Back to Basics: Sort and Uniq
Learn the fundamentals of sorting and de-duplicating text on the command line.
If you've been using the command line for a long time, it's easy
to take the commands you use every day for granted. But, if you're
new to the Linux command line, there are several commands that
make your life easier that you may not stumble upon automatically.
In this article, I cover the basics of two commands
that are essential in anyone's arsenal: sort
and uniq
.
The sort
command does exactly what it says: it takes text data as input
and outputs sorted data. There are many scenarios on the command
line when you may need to sort output, such as the output from a command
that doesn't offer sorting options of its own (or the sort arguments
are obscure enough that you just use the sort
command instead). In
other cases, you may have a text file full of data (perhaps generated
with some other script), and you need a quick way to view it in a
sorted form.
Let's start with a file named "test" that contains three lines:
Foo
Bar
Baz
sort
can operate either on STDIN redirection, the input from a pipe,
or, in the case of a file, you also can just specify the file on the
command. So, the three following commands all accomplish the same
thing:
cat test | sort
sort < test
sort test
And the output that you get from all of these commands is:
Bar
Baz
Foo
Sorting Numerical Output
Now, let's complicate the file by adding three more lines:
Foo
Bar
Baz
1. ZZZ
2. YYY
11. XXX
If you run one of the above sort
commands again, this time, you'll
see different output:
11. XXX
1. ZZZ
2. YYY
Bar
Baz
Foo
This is likely not the output you wanted, but it points out an
important fact about sort
. By default, it sorts alphabetically, not
numerically. This means that a line that starts with "11." is
sorted above a line that starts with "1.", and all of the lines that
start with numbers are sorted above lines that start with letters.

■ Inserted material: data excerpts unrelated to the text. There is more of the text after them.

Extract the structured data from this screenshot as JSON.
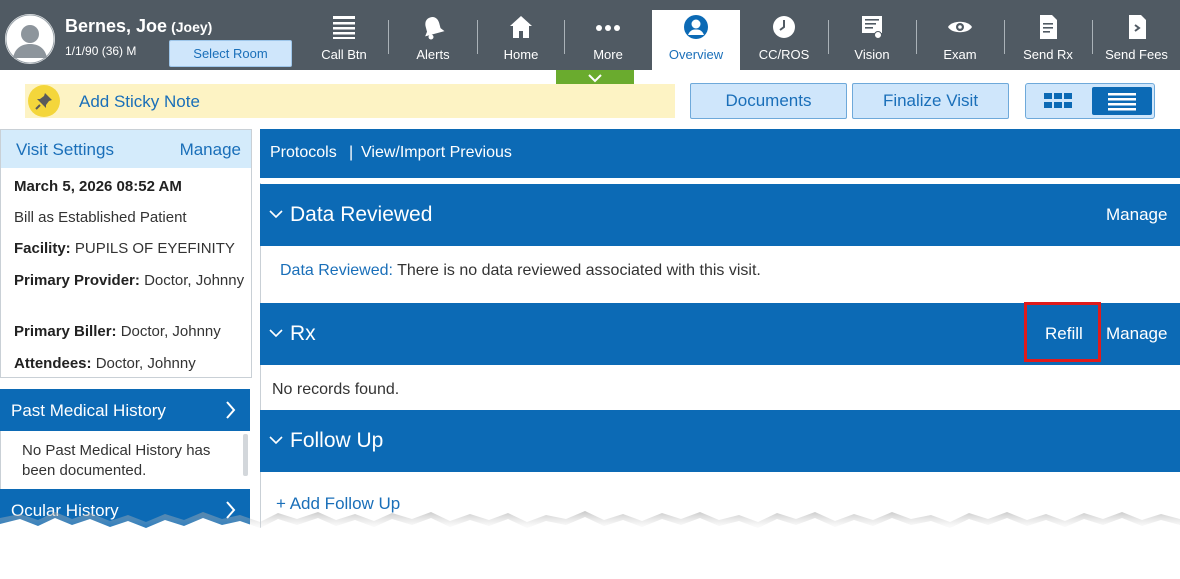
{
  "patient": {
    "name": "Bernes, Joe",
    "nickname": "(Joey)",
    "dob_age_sex": "1/1/90 (36) M",
    "select_room_label": "Select Room"
  },
  "nav": [
    {
      "label": "Call Btn",
      "icon": "list-icon"
    },
    {
      "label": "Alerts",
      "icon": "bell-icon"
    },
    {
      "label": "Home",
      "icon": "home-icon"
    },
    {
      "label": "More",
      "icon": "more-dots-icon"
    },
    {
      "label": "Overview",
      "icon": "person-circle-icon",
      "active": true
    },
    {
      "label": "CC/ROS",
      "icon": "clock-icon"
    },
    {
      "label": "Vision",
      "icon": "vision-chart-icon"
    },
    {
      "label": "Exam",
      "icon": "eye-icon"
    },
    {
      "label": "Send Rx",
      "icon": "send-rx-icon"
    },
    {
      "label": "Send Fees",
      "icon": "send-fees-icon"
    }
  ],
  "toolbar": {
    "sticky_label": "Add Sticky Note",
    "documents_label": "Documents",
    "finalize_label": "Finalize Visit"
  },
  "visit_settings": {
    "title": "Visit Settings",
    "manage_label": "Manage",
    "datetime": "March 5, 2026 08:52 AM",
    "bill_as": "Bill as Established Patient",
    "facility_label": "Facility:",
    "facility_value": "PUPILS OF EYEFINITY",
    "provider_label": "Primary Provider:",
    "provider_value": "Doctor, Johnny",
    "biller_label": "Primary Biller:",
    "biller_value": "Doctor, Johnny",
    "attendees_label": "Attendees:",
    "attendees_value": "Doctor, Johnny"
  },
  "past_medical_history": {
    "title": "Past Medical History",
    "empty_text": "No Past Medical History has been documented."
  },
  "ocular_history": {
    "title": "Ocular History"
  },
  "protocols": {
    "protocols_label": "Protocols",
    "separator": "|",
    "view_import_label": "View/Import Previous"
  },
  "data_reviewed": {
    "title": "Data Reviewed",
    "manage_label": "Manage",
    "label": "Data Reviewed:",
    "text": "There is no data reviewed associated with this visit."
  },
  "rx": {
    "title": "Rx",
    "refill_label": "Refill",
    "manage_label": "Manage",
    "empty_text": "No records found."
  },
  "follow_up": {
    "title": "Follow Up",
    "add_label": "+ Add Follow Up"
  },
  "colors": {
    "header_bg": "#505a63",
    "primary_blue": "#0c6ab5",
    "light_blue": "#cfe6fb",
    "sticky_bg": "#fdf3c4",
    "green_tab": "#6aab2e",
    "highlight_red": "#e01b1b"
  }
}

To sort numerically, pass sort
the -n
option:
sort -n test
Bar
Baz
Foo
1. ZZZ
2. YYY
11. XXX
Find the Largest Directories on a Filesystem
Numerical sorting comes in handy for a lot of command-line output—in particular, when your command contains a tally of some kind, and you want to see the largest or smallest in the tally. For instance, if you want to find out what files are using the most space in a particular directory and you want to dig down recursively, you would run a command like this:
du -ckx
This command dives recursively into the current directory and doesn't
traverse any other mountpoints inside that directory. It tallies the
file sizes and then outputs each directory in the order it found
them, preceded by the size of the files underneath it in kilobytes.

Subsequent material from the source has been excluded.